Mais de 100 edificações foram identificadas em um mapeamento colaborativo de moradores do bairro e colaboradores, que resultaram em denúncia, agora acolhida pela justiça, que obrigou a Prefeitura Municipal de Vitória (PMV) a fiscalizar de fato os imóveis em estado de abandono, que não cumprem sua função social, conforme previsto na Constituição Federal e outras legislações nacionais.

O documento jurídico feito pela Defensoria Pública do Estado (DPES) junto à Associação de Moradores do Centro de Vitória (Amacentro) lembrou que "os instrumentos de fiscalização da função social da propriedade já se encontram previstos na Constituição Federal há mais de 30 anos, no Estatuto da Cidade há 19 anos e no Plano Diretor Urbano há 14 anos, sem nunca terem sido implementados". Entre esses instrumentos estão  Parcelamento, Utilização e Edificação Compulsórios (PEUC), IPTU progressivo, desapropriação sancionatória, arrecadação de bens vagos e de imóveis abandonados.

As entidades pediam que fosse dado um prazo de 10 dias para que a prefeitura desse início a levantamento e fiscalização de imóveis não-utilizados,subutilizados ou abandonados. Em seu despacho, a juíza Sayonara Couto Bittencourt, entendeu que "aparentemente, o Município de Vitória tem sido omisso no que tange à sua obrigação constitucional e legal de zelar pelo 'pleno desenvolvimento das funções sociais da cidade e garantir o bem-estar dos habitantes".

Assim, deferiu em parte  o pedido de urgência da DPES e Amacentro, determinando um prazo máximo de 30 dias para a prefeitura iniciar a identificação dos edifícios em desuso na zonas definidas pelo Plano Diretor Urbano (PDU) e, se for o caso, notificar os proprietários para o cumprimento da função social da propriedade, que é prevista na Constituição nacional.

"Nosso alvo não é penalizar os proprietários, mas dar uso aos imóveis de verdade", afirmou Clara Miranda, professora de Arquitetura e Urbanismo da Universidade Federal do Estado (Ufes) e integrante do movimento BR Cidades, um dos integrantes da Campanha Função Social da Propriedade.
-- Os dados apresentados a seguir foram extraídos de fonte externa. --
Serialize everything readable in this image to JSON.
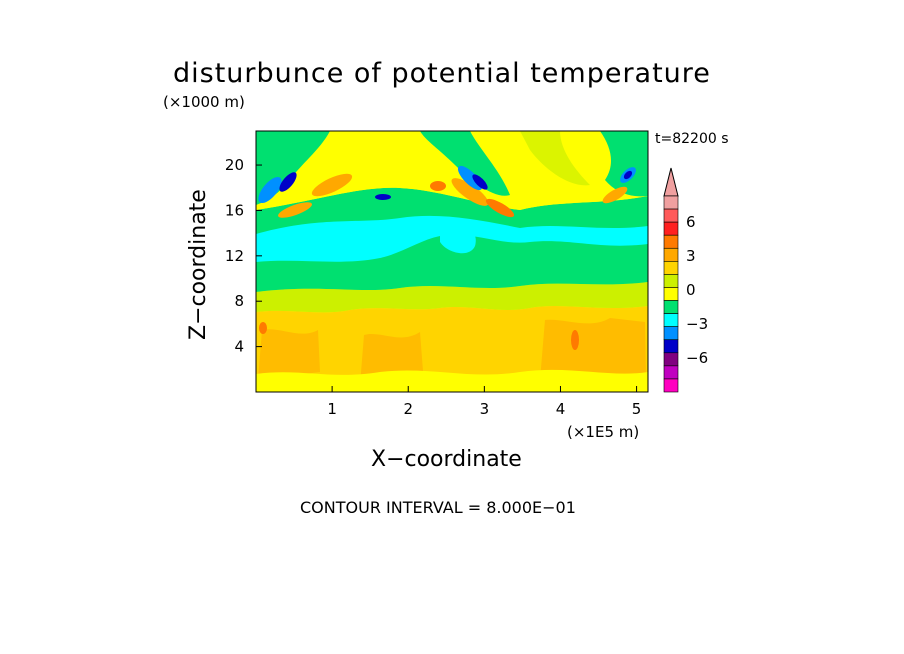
{
  "chart_data": {
    "type": "heatmap",
    "title": "disturbunce of potential temperature",
    "xlabel": "X−coordinate",
    "ylabel": "Z−coordinate",
    "x_unit": "(×1E5 m)",
    "y_unit": "(×1000 m)",
    "time_label": "t=82200 s",
    "contour_note": "CONTOUR INTERVAL = 8.000E−01",
    "xlim": [
      0,
      5.15
    ],
    "ylim": [
      0,
      23
    ],
    "x_ticks": [
      1,
      2,
      3,
      4,
      5
    ],
    "y_ticks": [
      4,
      8,
      12,
      16,
      20
    ],
    "contour_interval": 0.8,
    "colorbar": {
      "tick_labels": [
        "6",
        "3",
        "0",
        "−3",
        "−6"
      ],
      "colors_top_to_bottom": [
        "#f0a0a0",
        "#ff5a5a",
        "#ff2020",
        "#ff7a00",
        "#ffa800",
        "#ffd400",
        "#ccf000",
        "#ffff00",
        "#00e070",
        "#00ffff",
        "#0090ff",
        "#0000c8",
        "#800080",
        "#c000c0",
        "#ff00c0"
      ]
    },
    "regions": [
      {
        "z": [
          0,
          8
        ],
        "value": 1.2,
        "color": "#ffd400",
        "desc": "warm lower layer"
      },
      {
        "z": [
          8,
          10
        ],
        "value": 0.4,
        "color": "#ccf000"
      },
      {
        "z": [
          10,
          14
        ],
        "value": -0.6,
        "color": "#00e070"
      },
      {
        "z": [
          14,
          16
        ],
        "value": -1.2,
        "color": "#00ffff"
      },
      {
        "z": [
          16,
          22
        ],
        "value": 0.2,
        "color": "#ffff00"
      }
    ]
  }
}
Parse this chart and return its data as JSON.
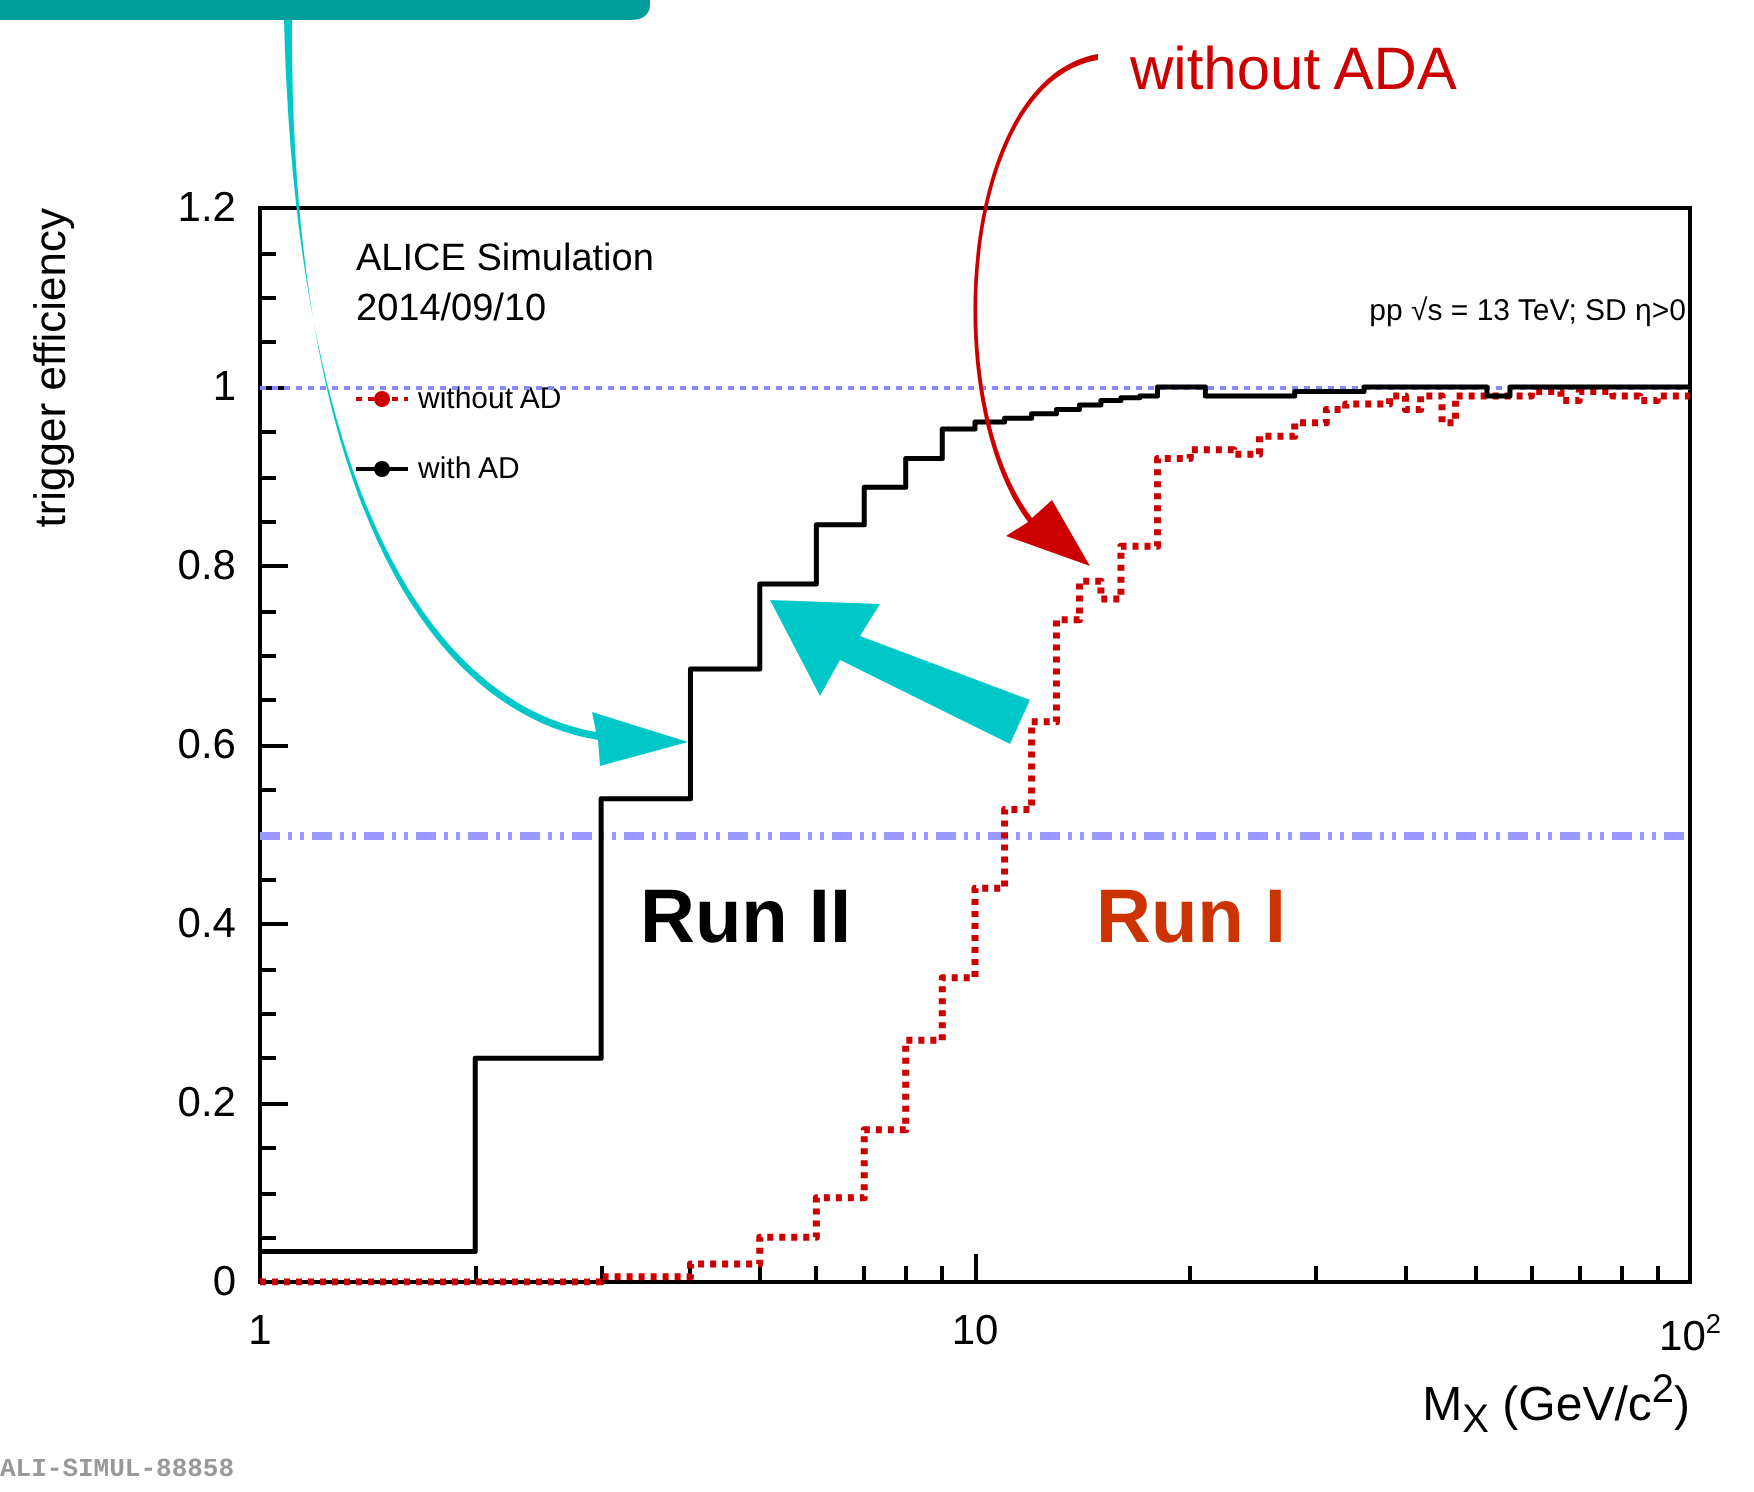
{
  "chart_data": {
    "type": "step",
    "xlabel": "M$_{X}$ (GeV/c$^{2}$)",
    "ylabel": "trigger efficiency",
    "log": "x",
    "xlim": [
      1,
      100
    ],
    "xticks": [
      1,
      10,
      {
        "value": 100,
        "label": "10$^{2}$"
      }
    ],
    "ylim": [
      0,
      1.2
    ],
    "yticks": [
      0,
      0.2,
      0.4,
      0.6,
      0.8,
      1,
      1.2
    ],
    "grid": false,
    "legend": "top left",
    "series": [
      {
        "name": "without AD",
        "color": "#cc0000",
        "line_style": "dotted",
        "x": [
          1,
          3,
          4,
          5,
          6,
          7,
          8,
          9,
          10,
          11,
          12,
          13,
          14,
          15,
          16,
          18,
          20,
          23,
          25,
          28,
          31,
          33,
          38,
          40,
          42,
          45,
          47,
          60,
          66,
          70,
          78,
          85,
          90,
          100
        ],
        "values": [
          0,
          0.006,
          0.02,
          0.05,
          0.094,
          0.17,
          0.27,
          0.34,
          0.44,
          0.528,
          0.626,
          0.74,
          0.783,
          0.763,
          0.822,
          0.92,
          0.93,
          0.925,
          0.945,
          0.96,
          0.975,
          0.981,
          0.99,
          0.975,
          0.99,
          0.96,
          0.99,
          0.995,
          0.985,
          0.995,
          0.99,
          0.985,
          0.99,
          0.99
        ]
      },
      {
        "name": "with AD",
        "color": "#000000",
        "line_style": "solid",
        "x": [
          1,
          2,
          3,
          4,
          5,
          6,
          7,
          8,
          9,
          10,
          11,
          12,
          13,
          14,
          15,
          16,
          17,
          18,
          21,
          28,
          35,
          52,
          56,
          100
        ],
        "values": [
          0.034,
          0.25,
          0.54,
          0.685,
          0.78,
          0.846,
          0.888,
          0.92,
          0.953,
          0.961,
          0.965,
          0.97,
          0.975,
          0.98,
          0.985,
          0.988,
          0.99,
          1,
          0.99,
          0.995,
          1,
          0.99,
          1,
          1
        ]
      }
    ],
    "ref_lines": [
      {
        "axis": "y",
        "value": 1,
        "color": "#8888ff",
        "line_style": "dotted"
      },
      {
        "axis": "y",
        "value": 0.5,
        "color": "#9999ff",
        "line_style": "dashed"
      }
    ],
    "annotations": [
      "ALICE Simulation",
      "2014/09/10",
      "pp √s = 13 TeV; SD η>0",
      "Run II",
      "Run I",
      "without ADA",
      "ALI-SIMUL-88858"
    ]
  }
}
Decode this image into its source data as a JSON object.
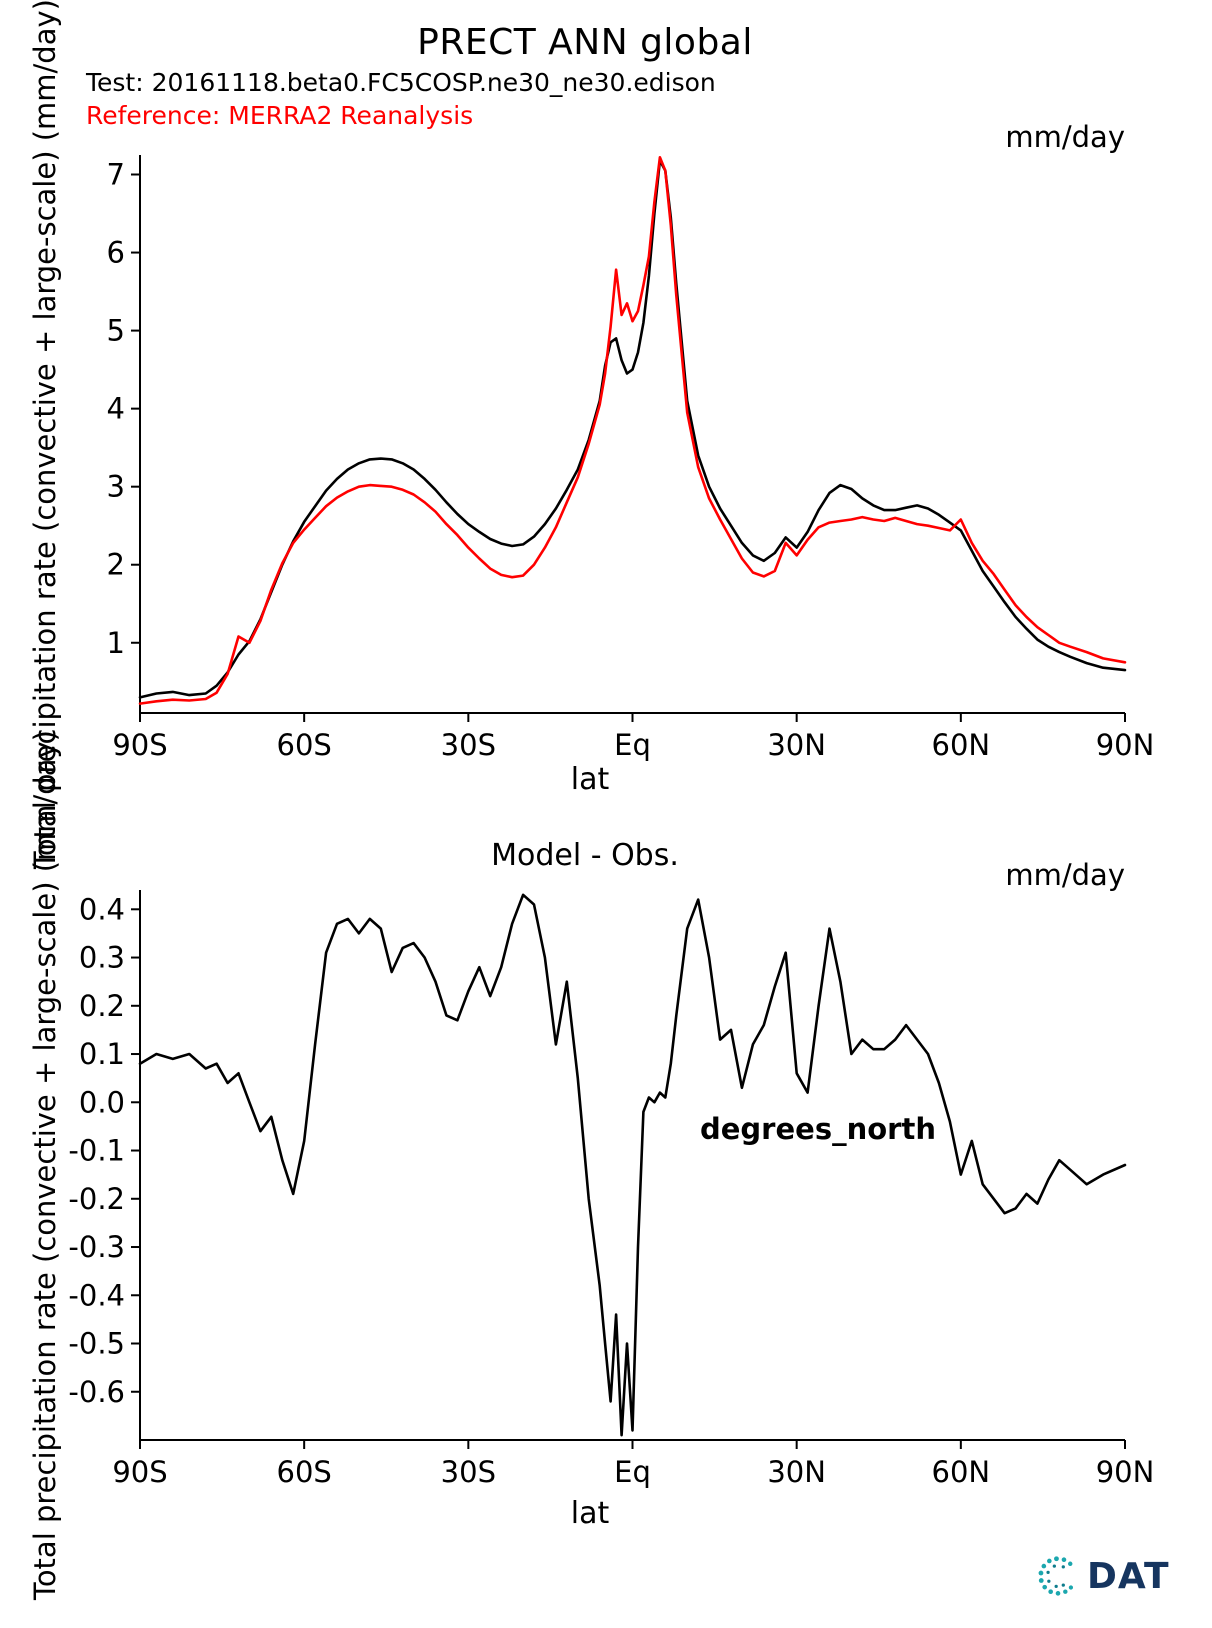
{
  "header": {
    "title": "PRECT ANN global",
    "test": "Test: 20161118.beta0.FC5COSP.ne30_ne30.edison",
    "reference": "Reference: MERRA2 Reanalysis",
    "test_color": "#000000",
    "reference_color": "#ff0000"
  },
  "footer": {
    "logo_icon": "cdat-dotted-c-icon",
    "logo_text": "DAT"
  },
  "chart_data": [
    {
      "type": "line",
      "title": "PRECT ANN global",
      "units_label": "mm/day",
      "xlabel": "lat",
      "ylabel": "Total precipitation rate (convective + large-scale) (mm/day)",
      "legend_position": "top-left-header",
      "grid": false,
      "xlim": [
        -90,
        90
      ],
      "ylim": [
        0.1,
        7.25
      ],
      "xticks": [
        {
          "v": -90,
          "label": "90S"
        },
        {
          "v": -60,
          "label": "60S"
        },
        {
          "v": -30,
          "label": "30S"
        },
        {
          "v": 0,
          "label": "Eq"
        },
        {
          "v": 30,
          "label": "30N"
        },
        {
          "v": 60,
          "label": "60N"
        },
        {
          "v": 90,
          "label": "90N"
        }
      ],
      "yticks": [
        {
          "v": 1,
          "label": "1"
        },
        {
          "v": 2,
          "label": "2"
        },
        {
          "v": 3,
          "label": "3"
        },
        {
          "v": 4,
          "label": "4"
        },
        {
          "v": 5,
          "label": "5"
        },
        {
          "v": 6,
          "label": "6"
        },
        {
          "v": 7,
          "label": "7"
        }
      ],
      "x": [
        -90,
        -87,
        -84,
        -81,
        -78,
        -76,
        -74,
        -72,
        -70,
        -68,
        -66,
        -64,
        -62,
        -60,
        -58,
        -56,
        -54,
        -52,
        -50,
        -48,
        -46,
        -44,
        -42,
        -40,
        -38,
        -36,
        -34,
        -32,
        -30,
        -28,
        -26,
        -24,
        -22,
        -20,
        -18,
        -16,
        -14,
        -12,
        -10,
        -8,
        -6,
        -5,
        -4,
        -3,
        -2,
        -1,
        0,
        1,
        2,
        3,
        4,
        5,
        6,
        7,
        8,
        10,
        12,
        14,
        16,
        18,
        20,
        22,
        24,
        26,
        28,
        30,
        32,
        34,
        36,
        38,
        40,
        42,
        44,
        46,
        48,
        50,
        52,
        54,
        56,
        58,
        60,
        62,
        64,
        66,
        68,
        70,
        72,
        74,
        76,
        78,
        80,
        83,
        86,
        90
      ],
      "series": [
        {
          "name": "Test: 20161118.beta0.FC5COSP.ne30_ne30.edison",
          "color": "#000000",
          "values": [
            0.3,
            0.35,
            0.37,
            0.33,
            0.35,
            0.45,
            0.62,
            0.85,
            1.02,
            1.3,
            1.65,
            2.0,
            2.3,
            2.55,
            2.75,
            2.95,
            3.1,
            3.22,
            3.3,
            3.35,
            3.36,
            3.35,
            3.3,
            3.22,
            3.1,
            2.96,
            2.8,
            2.65,
            2.52,
            2.42,
            2.33,
            2.27,
            2.24,
            2.26,
            2.36,
            2.52,
            2.72,
            2.96,
            3.22,
            3.6,
            4.1,
            4.55,
            4.85,
            4.9,
            4.62,
            4.45,
            4.5,
            4.72,
            5.1,
            5.7,
            6.5,
            7.18,
            7.05,
            6.45,
            5.6,
            4.1,
            3.4,
            3.0,
            2.72,
            2.5,
            2.28,
            2.12,
            2.05,
            2.15,
            2.35,
            2.22,
            2.42,
            2.7,
            2.92,
            3.02,
            2.97,
            2.85,
            2.76,
            2.7,
            2.7,
            2.73,
            2.76,
            2.72,
            2.64,
            2.54,
            2.44,
            2.18,
            1.92,
            1.72,
            1.52,
            1.33,
            1.18,
            1.04,
            0.95,
            0.88,
            0.82,
            0.74,
            0.68,
            0.65
          ]
        },
        {
          "name": "Reference: MERRA2 Reanalysis",
          "color": "#ff0000",
          "values": [
            0.22,
            0.25,
            0.27,
            0.26,
            0.28,
            0.36,
            0.6,
            1.08,
            1.0,
            1.28,
            1.68,
            2.02,
            2.28,
            2.45,
            2.6,
            2.75,
            2.86,
            2.94,
            3.0,
            3.02,
            3.01,
            3.0,
            2.96,
            2.9,
            2.8,
            2.68,
            2.52,
            2.38,
            2.22,
            2.08,
            1.95,
            1.87,
            1.84,
            1.86,
            2.0,
            2.22,
            2.48,
            2.8,
            3.12,
            3.55,
            4.05,
            4.45,
            5.05,
            5.78,
            5.2,
            5.35,
            5.12,
            5.25,
            5.58,
            5.95,
            6.65,
            7.22,
            7.05,
            6.35,
            5.45,
            3.95,
            3.25,
            2.85,
            2.58,
            2.33,
            2.08,
            1.9,
            1.85,
            1.92,
            2.28,
            2.12,
            2.32,
            2.48,
            2.54,
            2.56,
            2.58,
            2.61,
            2.58,
            2.56,
            2.6,
            2.56,
            2.52,
            2.5,
            2.47,
            2.44,
            2.58,
            2.28,
            2.05,
            1.88,
            1.68,
            1.48,
            1.33,
            1.2,
            1.1,
            1.0,
            0.95,
            0.88,
            0.8,
            0.75
          ]
        }
      ]
    },
    {
      "type": "line",
      "title": "Model - Obs.",
      "units_label": "mm/day",
      "xlabel": "lat",
      "ylabel": "Total precipitation rate (convective + large-scale) (mm/day)",
      "annotation": "degrees_north",
      "grid": false,
      "xlim": [
        -90,
        90
      ],
      "ylim": [
        -0.7,
        0.44
      ],
      "xticks": [
        {
          "v": -90,
          "label": "90S"
        },
        {
          "v": -60,
          "label": "60S"
        },
        {
          "v": -30,
          "label": "30S"
        },
        {
          "v": 0,
          "label": "Eq"
        },
        {
          "v": 30,
          "label": "30N"
        },
        {
          "v": 60,
          "label": "60N"
        },
        {
          "v": 90,
          "label": "90N"
        }
      ],
      "yticks": [
        {
          "v": 0.4,
          "label": "0.4"
        },
        {
          "v": 0.3,
          "label": "0.3"
        },
        {
          "v": 0.2,
          "label": "0.2"
        },
        {
          "v": 0.1,
          "label": "0.1"
        },
        {
          "v": 0.0,
          "label": "0.0"
        },
        {
          "v": -0.1,
          "label": "-0.1"
        },
        {
          "v": -0.2,
          "label": "-0.2"
        },
        {
          "v": -0.3,
          "label": "-0.3"
        },
        {
          "v": -0.4,
          "label": "-0.4"
        },
        {
          "v": -0.5,
          "label": "-0.5"
        },
        {
          "v": -0.6,
          "label": "-0.6"
        }
      ],
      "x": [
        -90,
        -87,
        -84,
        -81,
        -78,
        -76,
        -74,
        -72,
        -70,
        -68,
        -66,
        -64,
        -62,
        -60,
        -58,
        -56,
        -54,
        -52,
        -50,
        -48,
        -46,
        -44,
        -42,
        -40,
        -38,
        -36,
        -34,
        -32,
        -30,
        -28,
        -26,
        -24,
        -22,
        -20,
        -18,
        -16,
        -14,
        -12,
        -10,
        -8,
        -6,
        -5,
        -4,
        -3,
        -2,
        -1,
        0,
        1,
        2,
        3,
        4,
        5,
        6,
        7,
        8,
        10,
        12,
        14,
        16,
        18,
        20,
        22,
        24,
        26,
        28,
        30,
        32,
        34,
        36,
        38,
        40,
        42,
        44,
        46,
        48,
        50,
        52,
        54,
        56,
        58,
        60,
        62,
        64,
        66,
        68,
        70,
        72,
        74,
        76,
        78,
        80,
        83,
        86,
        90
      ],
      "series": [
        {
          "name": "Model - Obs.",
          "color": "#000000",
          "values": [
            0.08,
            0.1,
            0.09,
            0.1,
            0.07,
            0.08,
            0.04,
            0.06,
            0.0,
            -0.06,
            -0.03,
            -0.12,
            -0.19,
            -0.08,
            0.12,
            0.31,
            0.37,
            0.38,
            0.35,
            0.38,
            0.36,
            0.27,
            0.32,
            0.33,
            0.3,
            0.25,
            0.18,
            0.17,
            0.23,
            0.28,
            0.22,
            0.28,
            0.37,
            0.43,
            0.41,
            0.3,
            0.12,
            0.25,
            0.05,
            -0.2,
            -0.38,
            -0.5,
            -0.62,
            -0.44,
            -0.69,
            -0.5,
            -0.68,
            -0.3,
            -0.02,
            0.01,
            0.0,
            0.02,
            0.01,
            0.08,
            0.18,
            0.36,
            0.42,
            0.3,
            0.13,
            0.15,
            0.03,
            0.12,
            0.16,
            0.24,
            0.31,
            0.06,
            0.02,
            0.2,
            0.36,
            0.25,
            0.1,
            0.13,
            0.11,
            0.11,
            0.13,
            0.16,
            0.13,
            0.1,
            0.04,
            -0.04,
            -0.15,
            -0.08,
            -0.17,
            -0.2,
            -0.23,
            -0.22,
            -0.19,
            -0.21,
            -0.16,
            -0.12,
            -0.14,
            -0.17,
            -0.15,
            -0.13
          ]
        }
      ]
    }
  ]
}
Para ela, a decisão da Justiça é positiva, mas deve ser articulada com a efetivação de programas de requalificação e de habitação pelo poder público.

"A aplicação da multa não resulta no uso imediato, o investimento necessário pode ser alto para os proprietários. Muitos imóveis podem exigir grandes investimentos, por estarem fechados há muito tempo", explica a professora. "Por isso, é necessário advertir que a prefeitura também tem o papel de colocar em prática as políticas urbanas contidas no PDU 2017 tanto de patrimônio quanto de habitação".

Ela aponta ideias como implementação do Distrito Criativo, reativação do programa Morar no Centro, criação de um programa de aluguel social aos moldes do que faz a prefeitura de Porto Alegre, todas alternativas para melhorar a ocupação do bairro. 

Clara Miranda considera que o comércio do Centro também exige intervenções, mas que é a habitação que permitiria fomentar sua revitalização. "Não é o comércio que provoca os fluxos, mas os fluxos que promovem o comércio" diz citando Heliana Comin.